En conséquence, la société LTP sera déboutée de sa demande au titre des intérêts de retard.
Sur le compte entre les parties
Au regard des condamnations prononcées la société LTP sera condamnée à payer à la SCI Belles Rives la somme de 29 416, 75 euros ( 15 804 euros + 33 600 ' 19 987, 25 euros )
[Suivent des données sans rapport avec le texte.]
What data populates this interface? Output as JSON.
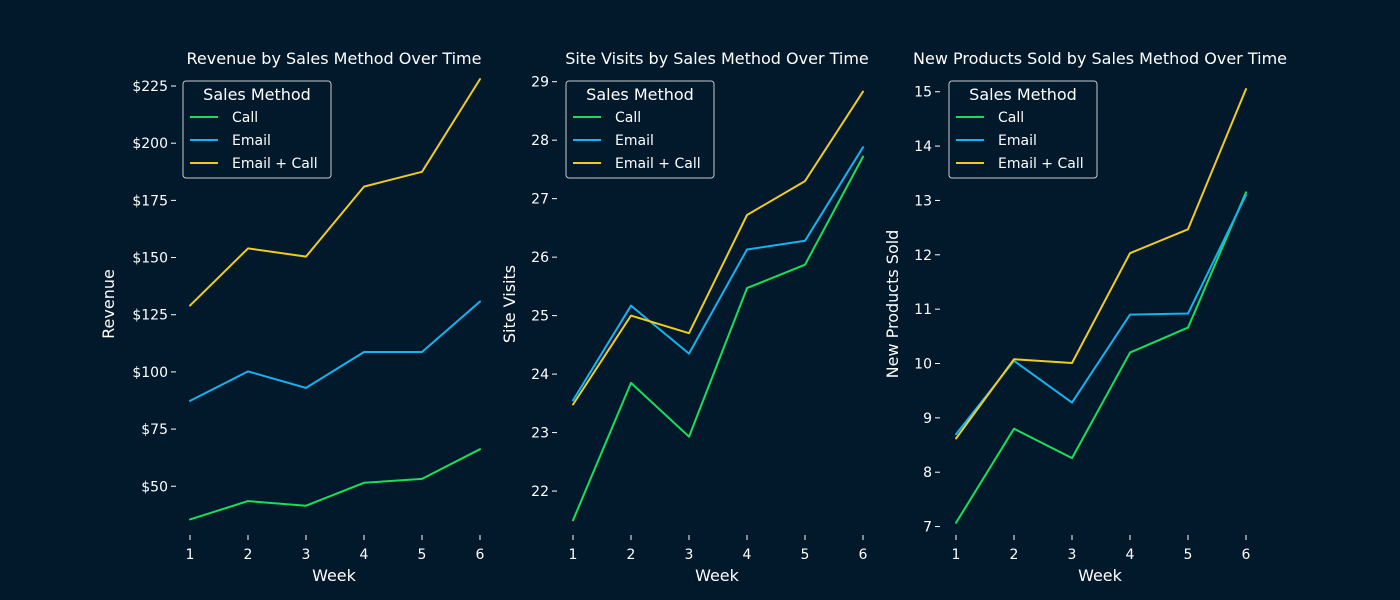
{
  "colors": {
    "background": "#02182b",
    "text": "#ffffff",
    "call": "#16e05b",
    "email": "#14b4f0",
    "email_call": "#f0cc1e"
  },
  "legend_title": "Sales Method",
  "chart_data": [
    {
      "type": "line",
      "title": "Revenue by Sales Method Over Time",
      "xlabel": "Week",
      "ylabel": "Revenue",
      "x": [
        1,
        2,
        3,
        4,
        5,
        6
      ],
      "xticks": [
        "1",
        "2",
        "3",
        "4",
        "5",
        "6"
      ],
      "ylim": [
        30,
        232
      ],
      "yticks": [
        50,
        75,
        100,
        125,
        150,
        175,
        200,
        225
      ],
      "ytick_labels": [
        "$50",
        "$75",
        "$100",
        "$125",
        "$150",
        "$175",
        "$200",
        "$225"
      ],
      "grid": false,
      "legend_placement": "top-left",
      "series": [
        {
          "name": "Call",
          "color_key": "call",
          "values": [
            35.5,
            43.5,
            41.5,
            51.5,
            53.2,
            66.2
          ]
        },
        {
          "name": "Email",
          "color_key": "email",
          "values": [
            87.3,
            100.2,
            93.0,
            108.7,
            108.7,
            130.8
          ]
        },
        {
          "name": "Email + Call",
          "color_key": "email_call",
          "values": [
            129.0,
            154.0,
            150.4,
            181.0,
            187.5,
            228.0
          ]
        }
      ]
    },
    {
      "type": "line",
      "title": "Site Visits by Sales Method Over Time",
      "xlabel": "Week",
      "ylabel": "Site Visits",
      "x": [
        1,
        2,
        3,
        4,
        5,
        6
      ],
      "xticks": [
        "1",
        "2",
        "3",
        "4",
        "5",
        "6"
      ],
      "ylim": [
        21.3,
        29.2
      ],
      "yticks": [
        22,
        23,
        24,
        25,
        26,
        27,
        28,
        29
      ],
      "ytick_labels": [
        "22",
        "23",
        "24",
        "25",
        "26",
        "27",
        "28",
        "29"
      ],
      "grid": false,
      "legend_placement": "top-left",
      "series": [
        {
          "name": "Call",
          "color_key": "call",
          "values": [
            21.5,
            23.85,
            22.93,
            25.47,
            25.87,
            27.72
          ]
        },
        {
          "name": "Email",
          "color_key": "email",
          "values": [
            23.55,
            25.17,
            24.35,
            26.13,
            26.28,
            27.88
          ]
        },
        {
          "name": "Email + Call",
          "color_key": "email_call",
          "values": [
            23.48,
            25.0,
            24.7,
            26.72,
            27.3,
            28.83
          ]
        }
      ]
    },
    {
      "type": "line",
      "title": "New Products Sold by Sales Method Over Time",
      "xlabel": "Week",
      "ylabel": "New Products Sold",
      "x": [
        1,
        2,
        3,
        4,
        5,
        6
      ],
      "xticks": [
        "1",
        "2",
        "3",
        "4",
        "5",
        "6"
      ],
      "ylim": [
        6.9,
        15.4
      ],
      "yticks": [
        7,
        8,
        9,
        10,
        11,
        12,
        13,
        14,
        15
      ],
      "ytick_labels": [
        "7",
        "8",
        "9",
        "10",
        "11",
        "12",
        "13",
        "14",
        "15"
      ],
      "grid": false,
      "legend_placement": "top-left",
      "series": [
        {
          "name": "Call",
          "color_key": "call",
          "values": [
            7.07,
            8.8,
            8.26,
            10.2,
            10.66,
            13.15
          ]
        },
        {
          "name": "Email",
          "color_key": "email",
          "values": [
            8.7,
            10.05,
            9.28,
            10.9,
            10.92,
            13.1
          ]
        },
        {
          "name": "Email + Call",
          "color_key": "email_call",
          "values": [
            8.62,
            10.08,
            10.01,
            12.03,
            12.47,
            15.05
          ]
        }
      ]
    }
  ]
}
Sur les dépens et les frais non compris dans les dépens
Chaque partie succombant partiellement en ses prétentions, conservera ses dépens d'appel et ses frais d'appel non compris dans les dépens.
PAR CES MOTIFS
La cour,
Confirme le jugement entrepris sauf en ce qu'il a rejeté la demande de la SCI Belles Rives au titre de son préjudice de jouissance et fixe celui-ci à la somme de 33600 euros, en conséquence':
Condamne la société LTP à payer à la SCI Belles Rives la somme de 49 404 euros,
Condamne la SCI Belles Rives à payer à la société LTP la somme de 19 987, 25 euros,
Ordonne la compensation entre ces deux sommes et condamne la SARLU LTP à payer à la SCI Belles Rives la somme de 29 416, 75 euros,
Confirme le jugement entrepris en ses autres dispositions,
Dit que chaque partie conservera ses dépens d'appel et ses frais irrépétibles exposés devant la cour d'appel.
Le présent arrêt a été signé par Monsieur Jacques BOUDY, président, et par Madame Audrey COLLIN, greffier, auquel la minute de la décision a été remise par le magistrat signataire.